A single solar system can easily hold millions of these with plenty of room to spare.

Plus taking into consideration their later capability of converting energy to matter and back again, they can effectively use any type of raw material readily available in abundance for replication of other more complex materials.

Say they take large asteroids rich in various alloys and break them down into energy, then reconstitute them into needed materials for stations... even if you would need say 4 asteroids to get the needed matter to energy and energy to matter ratio so you can create materials for the star-base, such asteroids are in high quantities in this solar system alone.
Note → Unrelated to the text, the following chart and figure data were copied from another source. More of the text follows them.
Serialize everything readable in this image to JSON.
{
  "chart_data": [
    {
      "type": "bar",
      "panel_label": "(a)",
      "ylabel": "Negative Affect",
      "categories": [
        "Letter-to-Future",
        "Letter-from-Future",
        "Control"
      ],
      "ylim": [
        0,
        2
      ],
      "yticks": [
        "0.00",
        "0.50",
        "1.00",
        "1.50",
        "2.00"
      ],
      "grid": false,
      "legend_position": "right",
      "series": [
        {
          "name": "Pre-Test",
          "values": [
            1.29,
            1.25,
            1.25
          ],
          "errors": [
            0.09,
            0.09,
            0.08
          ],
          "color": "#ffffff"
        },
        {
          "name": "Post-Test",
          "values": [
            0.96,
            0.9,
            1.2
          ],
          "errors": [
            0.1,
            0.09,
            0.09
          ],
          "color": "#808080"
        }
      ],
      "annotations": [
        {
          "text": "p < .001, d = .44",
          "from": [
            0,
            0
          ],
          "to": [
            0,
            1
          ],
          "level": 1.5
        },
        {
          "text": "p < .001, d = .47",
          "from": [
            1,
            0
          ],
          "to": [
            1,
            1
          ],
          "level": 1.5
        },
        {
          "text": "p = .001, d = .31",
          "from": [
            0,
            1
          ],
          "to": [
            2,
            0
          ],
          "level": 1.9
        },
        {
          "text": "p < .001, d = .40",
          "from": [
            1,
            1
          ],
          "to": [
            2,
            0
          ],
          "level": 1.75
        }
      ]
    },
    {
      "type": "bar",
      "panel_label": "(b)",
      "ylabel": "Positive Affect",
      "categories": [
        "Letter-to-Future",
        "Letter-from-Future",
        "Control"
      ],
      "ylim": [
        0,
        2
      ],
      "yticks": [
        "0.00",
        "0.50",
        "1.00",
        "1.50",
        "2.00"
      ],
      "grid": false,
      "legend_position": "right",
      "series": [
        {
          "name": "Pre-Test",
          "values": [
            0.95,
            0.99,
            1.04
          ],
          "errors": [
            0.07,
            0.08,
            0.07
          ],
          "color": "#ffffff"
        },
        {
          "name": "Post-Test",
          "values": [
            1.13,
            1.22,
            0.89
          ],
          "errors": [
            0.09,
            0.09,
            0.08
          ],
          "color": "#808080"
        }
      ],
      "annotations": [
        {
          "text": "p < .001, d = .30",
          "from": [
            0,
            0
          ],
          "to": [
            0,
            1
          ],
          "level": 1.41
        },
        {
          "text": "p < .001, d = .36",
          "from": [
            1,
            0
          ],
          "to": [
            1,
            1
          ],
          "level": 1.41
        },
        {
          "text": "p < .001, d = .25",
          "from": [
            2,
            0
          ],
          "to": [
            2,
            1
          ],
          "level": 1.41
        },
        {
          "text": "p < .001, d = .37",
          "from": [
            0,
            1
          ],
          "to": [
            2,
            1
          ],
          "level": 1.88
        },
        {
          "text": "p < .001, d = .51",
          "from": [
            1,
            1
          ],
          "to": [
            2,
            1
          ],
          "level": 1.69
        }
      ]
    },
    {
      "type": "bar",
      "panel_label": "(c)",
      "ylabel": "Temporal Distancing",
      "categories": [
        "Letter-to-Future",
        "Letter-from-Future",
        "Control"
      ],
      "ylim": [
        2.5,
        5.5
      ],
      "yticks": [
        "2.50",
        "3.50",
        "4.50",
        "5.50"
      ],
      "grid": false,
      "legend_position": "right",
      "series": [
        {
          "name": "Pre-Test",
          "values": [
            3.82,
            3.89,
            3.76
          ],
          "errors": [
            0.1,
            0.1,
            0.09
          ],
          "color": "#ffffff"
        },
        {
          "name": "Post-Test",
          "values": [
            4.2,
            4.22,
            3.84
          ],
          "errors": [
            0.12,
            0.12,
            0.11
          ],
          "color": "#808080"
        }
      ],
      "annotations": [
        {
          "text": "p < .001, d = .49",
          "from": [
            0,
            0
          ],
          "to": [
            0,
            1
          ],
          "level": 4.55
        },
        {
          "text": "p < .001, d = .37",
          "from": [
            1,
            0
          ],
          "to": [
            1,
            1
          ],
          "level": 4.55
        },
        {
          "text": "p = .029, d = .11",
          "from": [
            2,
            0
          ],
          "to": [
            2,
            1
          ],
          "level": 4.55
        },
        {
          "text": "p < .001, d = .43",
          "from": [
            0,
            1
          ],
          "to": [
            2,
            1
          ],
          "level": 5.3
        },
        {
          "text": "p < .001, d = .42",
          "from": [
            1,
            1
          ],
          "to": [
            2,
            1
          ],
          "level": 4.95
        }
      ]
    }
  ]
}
Realistically, they SHOULD be able to use any raw material and use it either as an energy source, or means to replicate new materials (depending if the matter that is converted produces sufficiently high energy gain - and there are likely materials that can give you that while the breaking down process itself would essentially be low on energy).
 
It's like someone once said....A Fortress has to be one of the stupidest or most brilliant concepts in war.

It can't move...a sitting duck for siege
Yet...When used in combination with Fleet movements it becomes the ultimate defense.
 
...Also, a space fortress sounds like the best sort. The very fact that it sits in the middle of space means that it's gonna be basically self-sufficient and immune to the starvation aspect of a siege.

Of course, a smallish space installation will soon run out of other things besides breathing air or drinking water or food. Which might be all the incentive one needs for building humungous space installations. Those could manufacture their own endless supply of torpedoes, as pointed out above, and could also go on existing even if the rest of the UFP didn't.

How could one effectively besiege a starbase? And what would one win by that?

Timo Saloniemi
 
^^ Indeed. You only besiege a fortress when its blocking your way, if you can go around and avoid the thing then you're going to take that route instead of breaking yer teeth on the fortress.
Of course having a huge one in orbit around the target planet will ruin your day. ;)
 
...But if there's just one there, then essentially half the planet is yours and the starbase can do nothing about it. Except launch guided munitions or probes, but that may not be sufficient for controlling the "dark" side of the planet.

Which may be why several of the space station starbases we see are located nowhere near planets, thus avoiding dangerous cones of blindness.